Mgr. Frans, sapaan akrabnya, sudah menyiapkan motto dan logo. Mottonya adalah Misericordiam Volo (Yang kukehendaki ialah belas kasihan, – Matius 9:13). Sementara logonya mengandung beberapa elemen, seperti tudung kepala, tali singel dan jumbai, salib, perisai, dan banner, yang masing-masing memiliki makna tersendiri. Dalam wawancara HIDUP berikut ini, Mgr. Frans menjelaskan beberapa hal. Berikut petikannya:
Bagaimana kabar pengangkatan tersebut sampai ke telinga Monsignur?
Saya bersama teman-teman lain belajar di Roma. Kebetulan saya ditugaskan Bapak Uskup, Mgr. John Liku Ada’ untuk belajar Hukum Gereja. Di Roma, kami yang belajar Hukum Gereja seringkali diganggu (Red: digoda): “Kalian adalah carabinieri della cessa, tentaranya Gereja.” Artinya yang membela Gereja. Sehingga selalu mereka ganggu: “Wah, ini calon uskup.” Ini yang pertama. Yang berikut, dalam perjalanan waktu, sesudah belajar di Roma, saya ditugaskan sebagai pimpinan Tahun Rohani selama dua tahun, sesudahnya ditugaskan di Keuskupan sebagai sekretaris. Jadi sepanjang 21 tahun saya berada di kompleks Keuskupan dan Katedral Makassar.

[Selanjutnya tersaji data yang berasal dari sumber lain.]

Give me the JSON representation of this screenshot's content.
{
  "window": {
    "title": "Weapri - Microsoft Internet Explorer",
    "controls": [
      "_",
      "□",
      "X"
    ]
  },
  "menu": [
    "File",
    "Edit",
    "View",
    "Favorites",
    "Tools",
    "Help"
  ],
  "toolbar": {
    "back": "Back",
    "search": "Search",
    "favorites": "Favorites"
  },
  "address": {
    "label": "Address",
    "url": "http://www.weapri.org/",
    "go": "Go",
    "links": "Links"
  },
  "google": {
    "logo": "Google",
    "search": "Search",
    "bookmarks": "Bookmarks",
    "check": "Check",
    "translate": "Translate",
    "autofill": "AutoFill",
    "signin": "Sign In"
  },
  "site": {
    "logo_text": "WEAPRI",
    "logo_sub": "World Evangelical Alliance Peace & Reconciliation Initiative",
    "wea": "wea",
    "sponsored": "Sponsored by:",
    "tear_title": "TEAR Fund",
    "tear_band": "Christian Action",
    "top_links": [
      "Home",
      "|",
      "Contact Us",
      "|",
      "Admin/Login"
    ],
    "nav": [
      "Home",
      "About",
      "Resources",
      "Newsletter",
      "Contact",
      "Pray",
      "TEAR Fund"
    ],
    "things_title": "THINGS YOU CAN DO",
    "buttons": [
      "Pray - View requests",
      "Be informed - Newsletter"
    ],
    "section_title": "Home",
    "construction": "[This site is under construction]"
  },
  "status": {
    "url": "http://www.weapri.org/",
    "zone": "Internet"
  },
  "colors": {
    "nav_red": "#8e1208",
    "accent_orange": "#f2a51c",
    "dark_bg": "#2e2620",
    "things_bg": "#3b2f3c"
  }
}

Sehingga ketika sudah mulai kedengaran bahwa Bapak Uskup, Mgr. John Liku, mendekati usia 75 tahun, mulai – entah umat atau suster atau pastor – ganggu: “Siapa calon uskup?” Bahkan ada yang ganggu: “Eh, saya sudah mimpikan, katanya Pastor jadi uskup.” Tetapi saya memahami itu sangat biasa. Apalagi di Indonesia, teman-teman yang belajar Hukum Gereja dan menjadi uskup baru dua orang waktu itu, Mgr. Robertus Rubiyatmoko dari Keuskupan Agung Semarang dan Mgr. Inno Ngutra dari Keuskupan Amboina. Karena Uskup Amboina baru-baru ini ditahbiskan, jadi saya berpikir umat melihatnya ke sana. Yang ditahbiskan menjadi uskup di sana adalah vikaris yudisial, maka di Makassar juga mungkin vikaris yudisial. Polanya sama. Umat menduga-duga saja. Jadi saya pahami itu sangat biasa.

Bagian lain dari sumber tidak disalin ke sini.